Terre d'élection par excellence du PCF jusque dans les années 1970, la ceinture rouge de Paris s'est réduite avec le déclin électoral amorcé en 1981 jusqu'à ne plus représenter que l'ombre d'elle-même. Une question légitime peut même se poser : la banlieue rouge existe-t-elle encore en 2010 ?

 

Rappel historique

La notion de « banlieue rouge » émerge en 1924 lorsque Paul Vaillant-Couturier baptise de ce nom dans L'Humanité les mairies communistes de banlieue parisienne prises par le PCF. Il décrit alors une réalité sociale, économique et politique de communes de banlieues très majoritairement composées d'ouvriers, dont l'économie repose sur de grandes usines de production (automobile, métallurgie, aviation, électricité en sont les piliers) et dont la vie politique est dominée par les communistes, ce qui est nouveau pour l'époque.

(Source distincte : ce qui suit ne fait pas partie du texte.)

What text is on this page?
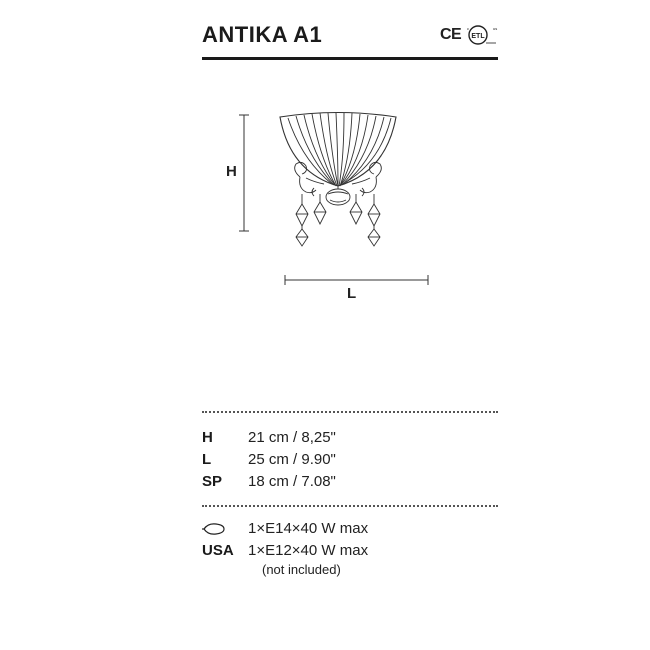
ANTIKA A1	CE ETL
us
c
H
L
H	21 cm / 8,25"
L	25 cm / 9.90"
SP	18 cm / 7.08"
1×E14×40 W max
USA 1×E12×40 W max
(not included)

Je ne reviendrai pas dans le détail sur le processus historique qui a vu la lente maturation de la ceinture rouge de Paris, et j'en rappellerai simplement les grandes étapes. La première intervient avec le Front Populaire. Devant la menace fasciste et suite à l'effondrement du KPD (Parti communiste allemand) en 1933 après la prise de pouvoir par Hitler, les Partis communistes européens changent leur stratégie politique et adoptent la ligne des fronts populaires, à l'initiative de Staline. En France, cette volonté nouvelle d'union avec le reste de la gauche se traduit aux élections municipales de 1935 par une alliance entre PCF, SFIO et Radicaux préfigurant le Front de 1936.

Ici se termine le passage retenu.